Maddow, who has been a newscaster for fewer than five years, got her national start at lefty radio network Air America but has found a real-news way to eat Jon Stewart's fake-news lunch. She delivers her nightly news roundup with cheek, chuckle and an ample dose of educated perspective, dividing her program among conversation about electoral politics, foreign policy, the economy and absurdist pop culture news, and sparring with formerly menacing culture warrior Pat Buchanan, a figure Maddow has somehow managed to transform into her lovable Republican sidekick.
But the segments that have gotten her some of the most Internet traction -- lighting up her Technorati numbers with OMG! blog posts -- have been the segments in which she has ragged on Sarah Palin. Maddow's debut on MSNBC coincided almost exactly with the day Palin hit the campaign trail, and so far in her tenure, Maddow has managed to get off more than a few knee-slappers about the governor's "Wonder Twin" relationship to Dick Cheney, crowing on Oct. 20, "Perhaps the single biggest anti-buoyancy agent of the McCain-Palin campaign is ... Sarah Palin. There. I said it. I've been thinking it for a long time, there's me saying it."
Probably Maddow's biggest hit was her segment on Palin's surrealist insistence that the legislative report on Troopergate revealed she did not abuse her authority, when, in fact, it found that she had abused her authority. After playing clips of Palin's bizarro-world, opposite-day proclamations of ethical exoneration, Maddow made this bravura commentary: "She is lying. This is a person running for office who's been confronted with an uncomfortable and inconvenient fact, and her response to that is to look into the camera and lie to you. Enthusiastically and repeatedly.
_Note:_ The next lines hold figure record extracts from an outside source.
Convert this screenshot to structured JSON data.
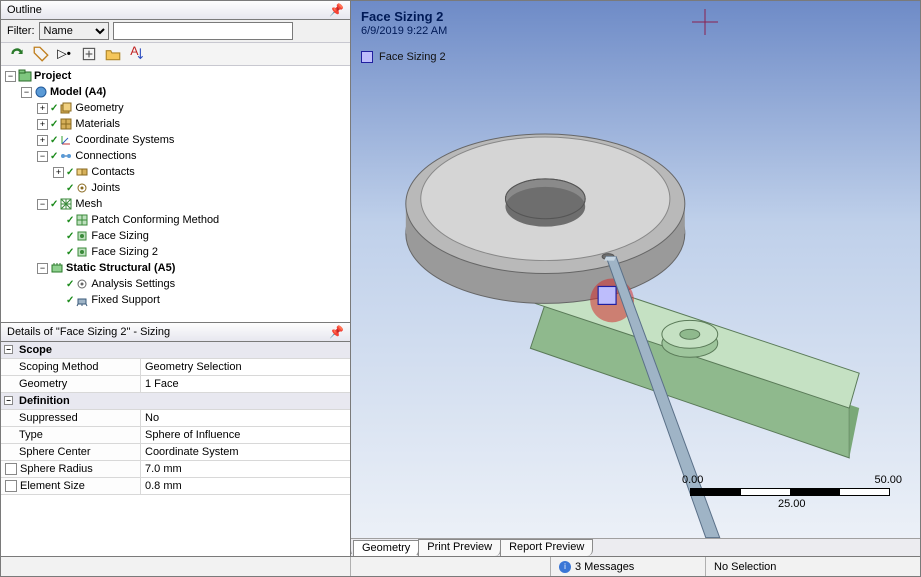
{
  "outline": {
    "title": "Outline",
    "filter_label": "Filter:",
    "filter_type": "Name",
    "tree": [
      {
        "i": 0,
        "exp": "-",
        "chk": false,
        "icon": "project",
        "label": "Project",
        "bold": true
      },
      {
        "i": 1,
        "exp": "-",
        "chk": false,
        "icon": "model",
        "label": "Model (A4)",
        "bold": true
      },
      {
        "i": 2,
        "exp": "+",
        "chk": true,
        "icon": "geom",
        "label": "Geometry"
      },
      {
        "i": 2,
        "exp": "+",
        "chk": true,
        "icon": "mat",
        "label": "Materials"
      },
      {
        "i": 2,
        "exp": "+",
        "chk": true,
        "icon": "cs",
        "label": "Coordinate Systems"
      },
      {
        "i": 2,
        "exp": "-",
        "chk": true,
        "icon": "conn",
        "label": "Connections"
      },
      {
        "i": 3,
        "exp": "+",
        "chk": true,
        "icon": "contact",
        "label": "Contacts"
      },
      {
        "i": 3,
        "exp": " ",
        "chk": true,
        "icon": "joint",
        "label": "Joints"
      },
      {
        "i": 2,
        "exp": "-",
        "chk": true,
        "icon": "mesh",
        "label": "Mesh"
      },
      {
        "i": 3,
        "exp": " ",
        "chk": true,
        "icon": "method",
        "label": "Patch Conforming Method"
      },
      {
        "i": 3,
        "exp": " ",
        "chk": true,
        "icon": "sizing",
        "label": "Face Sizing"
      },
      {
        "i": 3,
        "exp": " ",
        "chk": true,
        "icon": "sizing",
        "label": "Face Sizing 2"
      },
      {
        "i": 2,
        "exp": "-",
        "chk": false,
        "icon": "static",
        "label": "Static Structural (A5)",
        "bold": true
      },
      {
        "i": 3,
        "exp": " ",
        "chk": true,
        "icon": "settings",
        "label": "Analysis Settings"
      },
      {
        "i": 3,
        "exp": " ",
        "chk": true,
        "icon": "support",
        "label": "Fixed Support"
      }
    ]
  },
  "details": {
    "title": "Details of \"Face Sizing 2\" - Sizing",
    "cats": [
      {
        "name": "Scope",
        "rows": [
          {
            "n": "Scoping Method",
            "v": "Geometry Selection"
          },
          {
            "n": "Geometry",
            "v": "1 Face"
          }
        ]
      },
      {
        "name": "Definition",
        "rows": [
          {
            "n": "Suppressed",
            "v": "No"
          },
          {
            "n": "Type",
            "v": "Sphere of Influence"
          },
          {
            "n": "Sphere Center",
            "v": "Coordinate System"
          },
          {
            "n": "Sphere Radius",
            "v": "7.0 mm",
            "ck": true
          },
          {
            "n": "Element Size",
            "v": "0.8 mm",
            "ck": true
          }
        ]
      }
    ]
  },
  "viewport": {
    "title": "Face Sizing 2",
    "timestamp": "6/9/2019 9:22 AM",
    "legend_label": "Face Sizing 2",
    "legend_color": "#bdbdfc",
    "bg_top": "#6e8bc7",
    "bg_mid": "#bfd0ea",
    "bg_bot": "#eef2f8",
    "ruler": {
      "start": "0.00",
      "mid": "25.00",
      "end": "50.00"
    },
    "tabs": [
      "Geometry",
      "Print Preview",
      "Report Preview"
    ],
    "active_tab": 0,
    "sphere_color": "#d22f2f",
    "disk_fill": "#b9b9b9",
    "disk_top": "#d5d5d5",
    "plate_fill": "#a9cfa7",
    "plate_top": "#c5e1c3",
    "pin_fill": "#9fb4c6"
  },
  "status": {
    "messages": "3 Messages",
    "selection": "No Selection"
  }
}
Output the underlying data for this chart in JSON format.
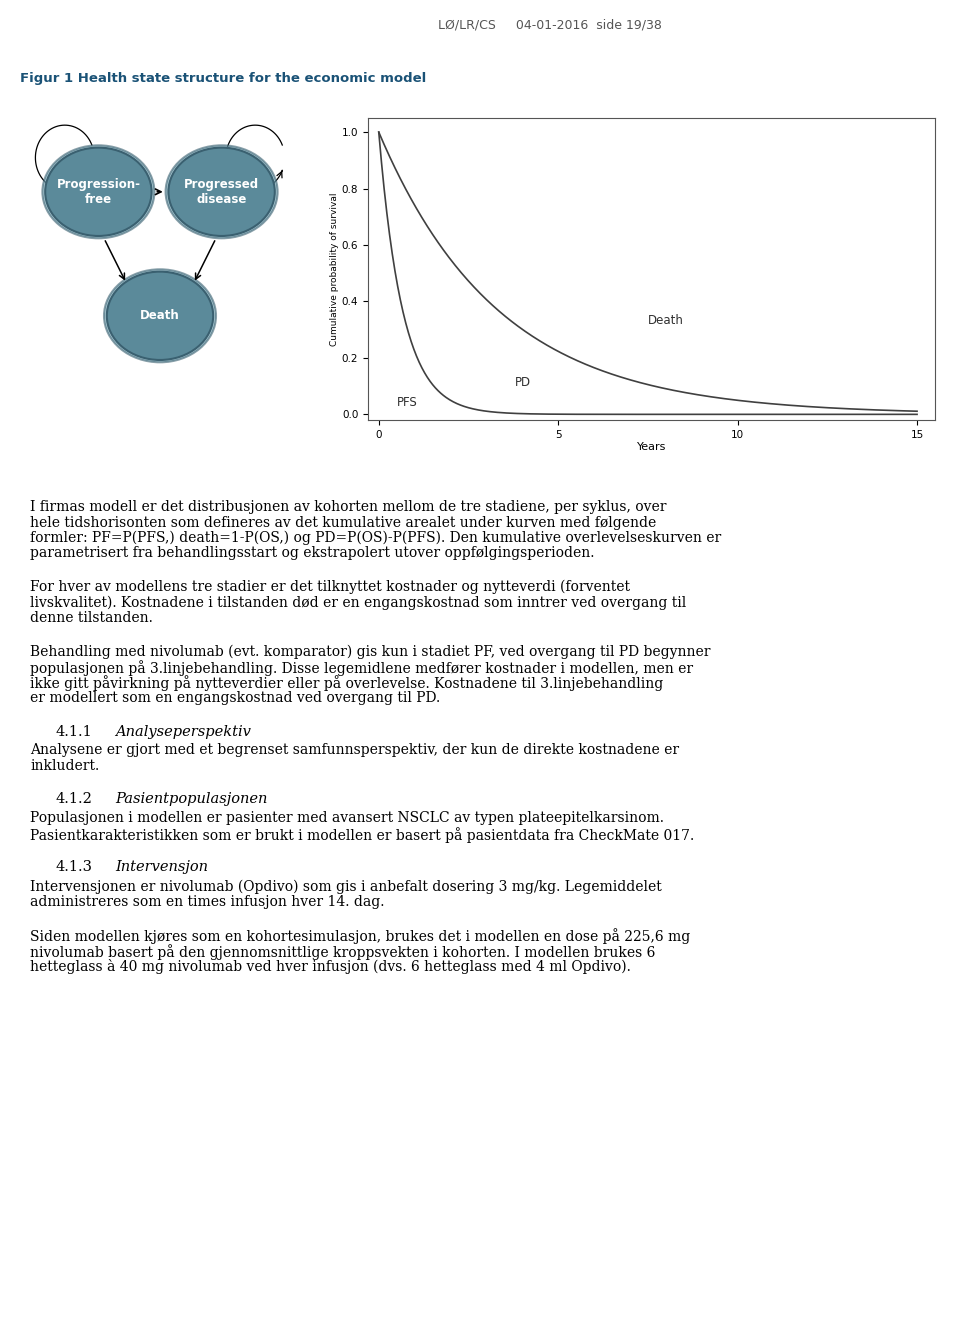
{
  "header_text": "LØ/LR/CS     04-01-2016  side 19/38",
  "fig_title": "Figur 1 Health state structure for the economic model",
  "node_progression_free": "Progression-\nfree",
  "node_progressed_disease": "Progressed\ndisease",
  "node_death": "Death",
  "ylabel_plot": "Cumulative probability of survival",
  "xlabel_plot": "Years",
  "label_death": "Death",
  "label_PD": "PD",
  "label_PFS": "PFS",
  "para0": "I firmas modell er det distribusjonen av kohorten mellom de tre stadiene, per syklus, over hele tidshorisonten som defineres av det kumulative arealet under kurven med følgende formler: PF=P(PFS,) death=1-P(OS,) og PD=P(OS)-P(PFS). Den kumulative overlevelseskurven er parametrisert fra behandlingsstart og ekstrapolert utover oppfølgingsperioden.",
  "para1": "For hver av modellens tre stadier er det tilknyttet kostnader og nytteverdi (forventet livskvalitet). Kostnadene i tilstanden død er en engangskostnad som inntrer ved overgang til denne tilstanden.",
  "para2": "Behandling med nivolumab (evt. komparator) gis kun i stadiet PF, ved overgang til PD begynner populasjonen på 3.linjebehandling. Disse legemidlene medfører kostnader i modellen, men er ikke gitt påvirkning på nytteverdier eller på overlevelse. Kostnadene til 3.linjebehandling er modellert som en engangskostnad ved overgang til PD.",
  "para3_num": "4.1.1",
  "para3_title": "Analyseperspektiv",
  "para4": "Analysene er gjort med et begrenset samfunnsperspektiv, der kun de direkte kostnadene er inkludert.",
  "para5_num": "4.1.2",
  "para5_title": "Pasientpopulasjonen",
  "para6": "Populasjonen i modellen er pasienter med avansert NSCLC av typen plateepitelkarsinom. Pasientkarakteristikken som er brukt i modellen er basert på pasientdata fra CheckMate 017.",
  "para7_num": "4.1.3",
  "para7_title": "Intervensjon",
  "para8": "Intervensjonen er nivolumab (Opdivo) som gis i anbefalt dosering 3 mg/kg. Legemiddelet administreres som en times infusjon hver 14. dag.",
  "para9": "Siden modellen kjøres som en kohortesimulasjon, brukes det i modellen en dose på 225,6 mg nivolumab basert på den gjennomsnittlige kroppsvekten i kohorten. I modellen brukes 6 hetteglass à 40 mg nivolumab ved hver infusjon (dvs. 6 hetteglass med 4 ml Opdivo).",
  "node_color": "#5b8a9a",
  "node_edge_color": "#3a6070",
  "node_text_color": "white",
  "background_color": "white",
  "text_color": "black",
  "header_color": "#555555"
}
I know I am not supposed to use that particular 'L' word, the liar word ... but sometimes the most important thing you need to know about a politician is the frequency and the enthusiasm and skill with which they lie to you ... And saying that a politician is a prevaricating mendacious truth stretcher or whatever other thesaurus words we can come up with for lying is just far less efficient than calling a lie a lie, and a liar a liar."
Maddow doesn't quite buy the hypothesis that as a woman she can harsh on Palin with more intensity than a man could. "I certainly don't feel like I approach debunking Sarah Palin and debunking John McCain as strategically different," she said. "I have not been aware of making those kinds of overt decisions or thinking that there are things I should avoid saying about her because she's female."
"So maybe it's just historical accident," said Maddow of 2008's surge of successful newswomen. Or maybe it's just, as Brown suggested, kick-ass journalism. "Katie Couric and what she's been doing on the Web, with her own hand-held camera?" said Maddow, "She's just being awesome."
When I filled in Maddow about Couric's nutcracker-action figure query, venturing that perhaps Couric gave good question because she understood a thing or two about Clinton's recent career trajectory, Maddow stopped me. "You can see those parallels between Katie Couric's media experience and Hillary's political experience," she said. "But I also believe that Katie Couric is good enough at her job that you'd feel that way if she were interviewing Yasser Arafat. That's just being a damn good interviewer."